# Generate Cost Prediction Model
Use TPOT to automl a model for predicting cost

In [None]:
# load data and create train/test data sets
import os
import pandas as pd
from sklearn.model_selection import train_test_split

RANDOM_STATE = 0
COST_FILENAME = os.path.join(os.environ["FANTASY_ARCHIVE_BASE"], "lol", "lol-cost.csv.gz")
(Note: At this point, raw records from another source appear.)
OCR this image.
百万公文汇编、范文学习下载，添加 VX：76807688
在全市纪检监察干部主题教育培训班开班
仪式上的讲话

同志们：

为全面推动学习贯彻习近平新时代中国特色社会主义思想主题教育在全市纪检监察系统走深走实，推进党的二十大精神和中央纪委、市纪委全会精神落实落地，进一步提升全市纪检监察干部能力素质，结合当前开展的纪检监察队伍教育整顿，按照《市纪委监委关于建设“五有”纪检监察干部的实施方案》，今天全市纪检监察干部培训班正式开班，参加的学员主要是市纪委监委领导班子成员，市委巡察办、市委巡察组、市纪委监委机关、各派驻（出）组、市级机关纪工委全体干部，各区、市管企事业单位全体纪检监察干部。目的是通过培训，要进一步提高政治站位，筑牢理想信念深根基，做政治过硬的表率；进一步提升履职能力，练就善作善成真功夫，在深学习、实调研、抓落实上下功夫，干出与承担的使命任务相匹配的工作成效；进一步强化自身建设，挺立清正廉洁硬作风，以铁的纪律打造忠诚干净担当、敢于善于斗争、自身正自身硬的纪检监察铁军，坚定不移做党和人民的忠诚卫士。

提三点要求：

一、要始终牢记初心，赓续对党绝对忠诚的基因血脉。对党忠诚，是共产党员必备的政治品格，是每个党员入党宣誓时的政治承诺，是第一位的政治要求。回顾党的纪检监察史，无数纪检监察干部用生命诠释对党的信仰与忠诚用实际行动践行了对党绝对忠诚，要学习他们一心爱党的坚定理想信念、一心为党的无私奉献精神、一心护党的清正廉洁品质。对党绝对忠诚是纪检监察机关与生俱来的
data_df = pd.read_csv(COST_FILENAME)[
    ["pos", "cost", "service", "pts-1", "pts-mean-5", "pts-mean-std"]
].dropna()
X = data_df[["pos", "service", "pts-1", "pts-mean-5", "pts-mean-std"]]
target = data_df.cost
(X_train, X_test, target_train, target_test) = train_test_split(
    X, target, random_state=RANDOM_STATE
)
display(X_train, X_test, target_train, target_test)

In [None]:
# create model and pipeline
from sklearn.pipeline import Pipeline
from tpot import TPOTRegressor
from tpot.config import regressor_config_dict
from sklearn2pmml.tpot import make_pmml_config
from sklearn.preprocessing import OneHotEncoder
from sklearn2pmml.decoration import ContinuousDomain, CategoricalDomain
from sklearn_pandas import DataFrameMapper

model_kwargs = {
    "population_size": 100,
    "n_jobs": 6,
    "verbosity": 2,
    "max_time_mins": 90,  # minutes
    "generations": 100,
    "early_stop": 15,
    "template": "Selector-Transformer-Regressor",
    "random_state": RANDOM_STATE,
    "config_dict": make_pmml_config(regressor_config_dict.copy()),
}

domains = [
    (
        ["pts-1", "pts-mean-5", "pts-mean-std"],
        ContinuousDomain(invalid_value_treatment="as_is"),
    ),
    (["service"], [CategoricalDomain(), OneHotEncoder(categories="auto")]),
    (["pos"], [CategoricalDomain(), OneHotEncoder(categories="auto")]),
]

# preprocesssing stage of pipeline
feature_eng_pipeline = Pipeline([("mapper", DataFrameMapper(domains))])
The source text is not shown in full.